Лицо матери сразу оживилось.

– Неправда, – сказала она. – Тебя губит любовь. Те, у кого такая любовь, не могут есть хлеба.

Волнение индианки смешалось с угрозой и в голосе, и во взгляде.

– Лучше скажи, кто она! Не то я силой искупаю тебя в наговорной воде.

Меж тем голландец открыл сейф и, положив туда апельсины, захлопнул бронированную дверь. И тогда Улисс, отвернувшись от окна, сказал с явным раздражением:

– Я же ответил – никто. Не веришь, спроси отца.

Голландец вырос в дверях с обтрепанной Библией под мышкой и стал раскуривать свою шкиперскую трубку.

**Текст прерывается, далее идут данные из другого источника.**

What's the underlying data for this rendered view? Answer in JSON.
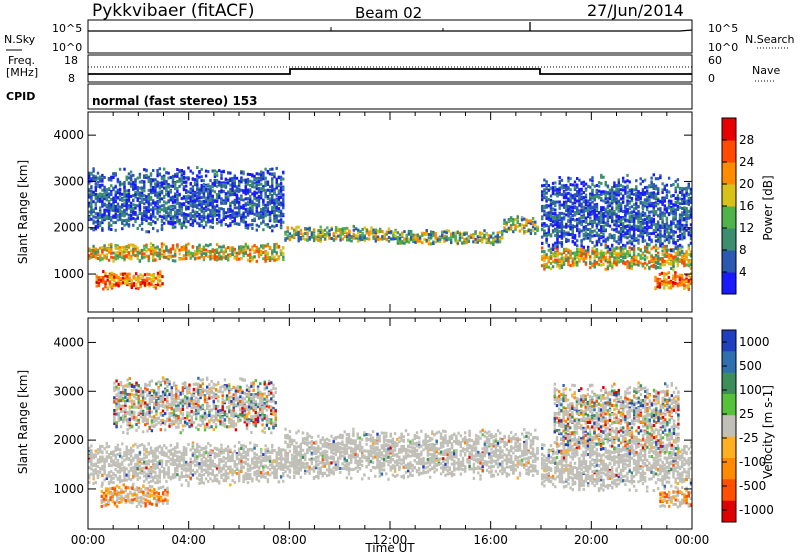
{
  "header": {
    "title": "Pykkvibaer (fitACF)",
    "beam": "Beam 02",
    "date": "27/Jun/2014"
  },
  "top_panels": {
    "nsky_label": "N.Sky",
    "nsky_ticks": [
      "10^5",
      "10^0"
    ],
    "nsearch_label": "N.Search",
    "nsearch_ticks": [
      "10^5",
      "10^0"
    ],
    "freq_label_1": "Freq.",
    "freq_label_2": "[MHz]",
    "freq_ticks": [
      "18",
      "8"
    ],
    "nave_label": "Nave",
    "nave_ticks": [
      "60",
      "0"
    ],
    "cpid_label": "CPID",
    "cpid_text": "normal (fast stereo) 153"
  },
  "chart_data": [
    {
      "type": "heatmap",
      "name": "power",
      "xlabel": "",
      "ylabel": "Slant Range [km]",
      "xlim": [
        0,
        24
      ],
      "ylim": [
        180,
        4500
      ],
      "yticks": [
        "1000",
        "2000",
        "3000",
        "4000"
      ],
      "colorbar_label": "Power [dB]",
      "colorbar_ticks": [
        "4",
        "8",
        "12",
        "16",
        "20",
        "24",
        "28"
      ],
      "colorbar_colors": [
        "#1a1aff",
        "#2b58b0",
        "#3c8f6e",
        "#4fb34a",
        "#d8c21a",
        "#ff8c00",
        "#ff4a00",
        "#e80000"
      ],
      "bands": [
        {
          "x": [
            0.0,
            7.8
          ],
          "center": 1450,
          "width": 320,
          "level": "high"
        },
        {
          "x": [
            7.8,
            12.0
          ],
          "center": 1850,
          "width": 280,
          "level": "mid"
        },
        {
          "x": [
            12.0,
            16.5
          ],
          "center": 1780,
          "width": 260,
          "level": "mid"
        },
        {
          "x": [
            16.5,
            17.9
          ],
          "center": 2050,
          "width": 300,
          "level": "mid"
        },
        {
          "x": [
            18.0,
            24.0
          ],
          "center": 1350,
          "width": 420,
          "level": "high"
        },
        {
          "x": [
            0.0,
            7.8
          ],
          "center": 2600,
          "width": 1100,
          "level": "low"
        },
        {
          "x": [
            18.0,
            24.0
          ],
          "center": 2300,
          "width": 1300,
          "level": "low"
        },
        {
          "x": [
            0.3,
            3.0
          ],
          "center": 850,
          "width": 300,
          "level": "peak"
        },
        {
          "x": [
            22.5,
            24.0
          ],
          "center": 850,
          "width": 300,
          "level": "peak"
        }
      ]
    },
    {
      "type": "heatmap",
      "name": "velocity",
      "xlabel": "Time UT",
      "ylabel": "Slant Range [km]",
      "xlim": [
        0,
        24
      ],
      "ylim": [
        180,
        4500
      ],
      "xticks": [
        "00:00",
        "04:00",
        "08:00",
        "12:00",
        "16:00",
        "20:00",
        "00:00"
      ],
      "yticks": [
        "1000",
        "2000",
        "3000",
        "4000"
      ],
      "colorbar_label": "Velocity [m s-1]",
      "colorbar_ticks": [
        "1000",
        "500",
        "100",
        "25",
        "-25",
        "-100",
        "-500",
        "-1000"
      ],
      "colorbar_colors": [
        "#1f3fbf",
        "#2e6fb0",
        "#3c8f5a",
        "#56c23a",
        "#c0c0b8",
        "#ffb020",
        "#ff8a00",
        "#ff5000",
        "#e00000"
      ],
      "bands": [
        {
          "x": [
            0.0,
            7.8
          ],
          "center": 1500,
          "width": 700,
          "level": "ground"
        },
        {
          "x": [
            7.8,
            17.9
          ],
          "center": 1700,
          "width": 800,
          "level": "ground"
        },
        {
          "x": [
            18.0,
            24.0
          ],
          "center": 1450,
          "width": 800,
          "level": "ground"
        },
        {
          "x": [
            0.5,
            3.2
          ],
          "center": 850,
          "width": 380,
          "level": "negative"
        },
        {
          "x": [
            22.7,
            24.0
          ],
          "center": 800,
          "width": 300,
          "level": "negative"
        },
        {
          "x": [
            1.0,
            7.5
          ],
          "center": 2700,
          "width": 900,
          "level": "mixed"
        },
        {
          "x": [
            18.5,
            23.5
          ],
          "center": 2400,
          "width": 1200,
          "level": "mixed"
        }
      ]
    }
  ]
}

Жена спросила его на испанском:

– С кем вы встретились в пустыне?

– Ни с кем, – сказал муж, занятый своими мыслями. – Не веришь, спроси у сына.

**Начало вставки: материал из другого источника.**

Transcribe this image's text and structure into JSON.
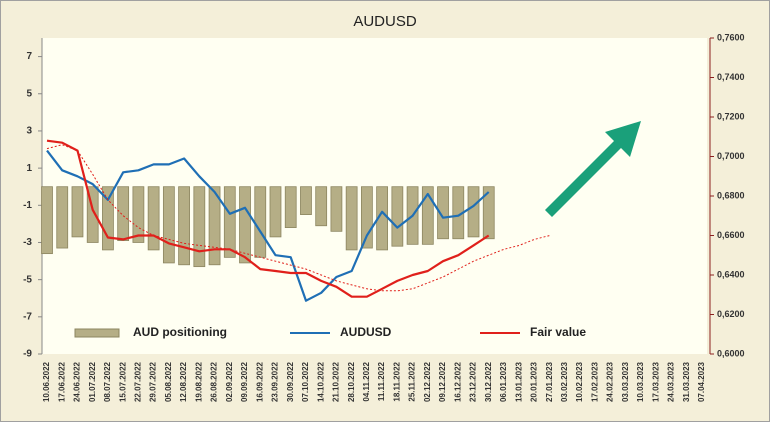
{
  "chart_data": {
    "type": "combo",
    "title": "AUDUSD",
    "categories": [
      "10.06.2022",
      "17.06.2022",
      "24.06.2022",
      "01.07.2022",
      "08.07.2022",
      "15.07.2022",
      "22.07.2022",
      "29.07.2022",
      "05.08.2022",
      "12.08.2022",
      "19.08.2022",
      "26.08.2022",
      "02.09.2022",
      "09.09.2022",
      "16.09.2022",
      "23.09.2022",
      "30.09.2022",
      "07.10.2022",
      "14.10.2022",
      "21.10.2022",
      "28.10.2022",
      "04.11.2022",
      "11.11.2022",
      "18.11.2022",
      "25.11.2022",
      "02.12.2022",
      "09.12.2022",
      "16.12.2022",
      "23.12.2022",
      "30.12.2022",
      "06.01.2023",
      "13.01.2023",
      "20.01.2023",
      "27.01.2023",
      "03.02.2023",
      "10.02.2023",
      "17.02.2023",
      "24.02.2023",
      "03.03.2023",
      "10.03.2023",
      "17.03.2023",
      "24.03.2023",
      "31.03.2023",
      "07.04.2023"
    ],
    "series": [
      {
        "name": "AUD positioning",
        "type": "bar",
        "color": "#b5ae86",
        "axis": "y",
        "values": [
          -3.6,
          -3.3,
          -2.7,
          -3.0,
          -3.4,
          -2.9,
          -3.0,
          -3.4,
          -4.1,
          -4.2,
          -4.3,
          -4.2,
          -3.8,
          -4.1,
          -3.8,
          -2.7,
          -2.2,
          -1.5,
          -2.1,
          -2.4,
          -3.4,
          -3.3,
          -3.4,
          -3.2,
          -3.1,
          -3.1,
          -2.8,
          -2.8,
          -2.7,
          -2.8,
          null,
          null,
          null,
          null,
          null,
          null,
          null,
          null,
          null,
          null,
          null,
          null,
          null,
          null
        ]
      },
      {
        "name": "AUDUSD",
        "type": "line",
        "color": "#1f6fb5",
        "axis": "y2",
        "values": [
          0.703,
          0.693,
          0.69,
          0.686,
          0.678,
          0.692,
          0.693,
          0.696,
          0.696,
          0.699,
          0.69,
          0.682,
          0.671,
          0.674,
          0.662,
          0.65,
          0.649,
          0.627,
          0.631,
          0.639,
          0.642,
          0.66,
          0.672,
          0.664,
          0.67,
          0.681,
          0.669,
          0.67,
          0.675,
          0.682,
          null,
          null,
          null,
          null,
          null,
          null,
          null,
          null,
          null,
          null,
          null,
          null,
          null,
          null
        ]
      },
      {
        "name": "Fair value",
        "type": "line",
        "color": "#e0201b",
        "axis": "y2",
        "values": [
          0.708,
          0.707,
          0.703,
          0.673,
          0.659,
          0.658,
          0.66,
          0.66,
          0.656,
          0.654,
          0.652,
          0.653,
          0.653,
          0.649,
          0.643,
          0.642,
          0.641,
          0.641,
          0.637,
          0.634,
          0.629,
          0.629,
          0.633,
          0.637,
          0.64,
          0.642,
          0.647,
          0.65,
          0.655,
          0.66,
          null,
          null,
          null,
          null,
          null,
          null,
          null,
          null,
          null,
          null,
          null,
          null,
          null,
          null
        ]
      },
      {
        "type": "line",
        "line_style": "dotted",
        "color": "#e0201b",
        "axis": "y2",
        "values": [
          0.704,
          0.706,
          0.703,
          0.691,
          0.678,
          0.67,
          0.664,
          0.66,
          0.658,
          0.656,
          0.655,
          0.654,
          0.653,
          0.651,
          0.649,
          0.647,
          0.645,
          0.643,
          0.64,
          0.637,
          0.635,
          0.633,
          0.632,
          0.632,
          0.633,
          0.636,
          0.639,
          0.643,
          0.647,
          0.65,
          0.653,
          0.655,
          0.658,
          0.66,
          null,
          null,
          null,
          null,
          null,
          null,
          null,
          null,
          null,
          null
        ]
      }
    ],
    "ylim": [
      -9,
      8
    ],
    "yticks": [
      7,
      5,
      3,
      1,
      -1,
      -3,
      -5,
      -7,
      -9
    ],
    "y2lim": [
      0.6,
      0.76
    ],
    "y2ticks": [
      {
        "value": 0.76,
        "label": "0,7600"
      },
      {
        "value": 0.74,
        "label": "0,7400"
      },
      {
        "value": 0.72,
        "label": "0,7200"
      },
      {
        "value": 0.7,
        "label": "0,7000"
      },
      {
        "value": 0.68,
        "label": "0,6800"
      },
      {
        "value": 0.66,
        "label": "0,6600"
      },
      {
        "value": 0.64,
        "label": "0,6400"
      },
      {
        "value": 0.62,
        "label": "0,6200"
      },
      {
        "value": 0.6,
        "label": "0,6000"
      }
    ],
    "legend": "bottom"
  }
}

Он уселся в дальнем углу коридора, потягивая трубку, пока не докурил ее до конца. А затем, раскрыв наугад Библию, стал читать вслух отрывки оттуда-отсюда на мерно текущем голландском языке.

Улисс обдумывал все с таким напряжением, что не мог заснуть и после полуночи. Он проворочался в гамаке еще час, силясь унять боль воспоминаний, пока сама эта боль не пробудила в нем решимость. Наскоро надев ковбойские штаны, рубашку из шотландки и высокие сапоги, Улисс выпрыгнул в окно и удрал из дому на грузовичке с птицами в клетках. Проезжая через апельсиновую рощу, он, как бы мимоходом, сорвал три спелых апельсина, которые не решался украсть накануне.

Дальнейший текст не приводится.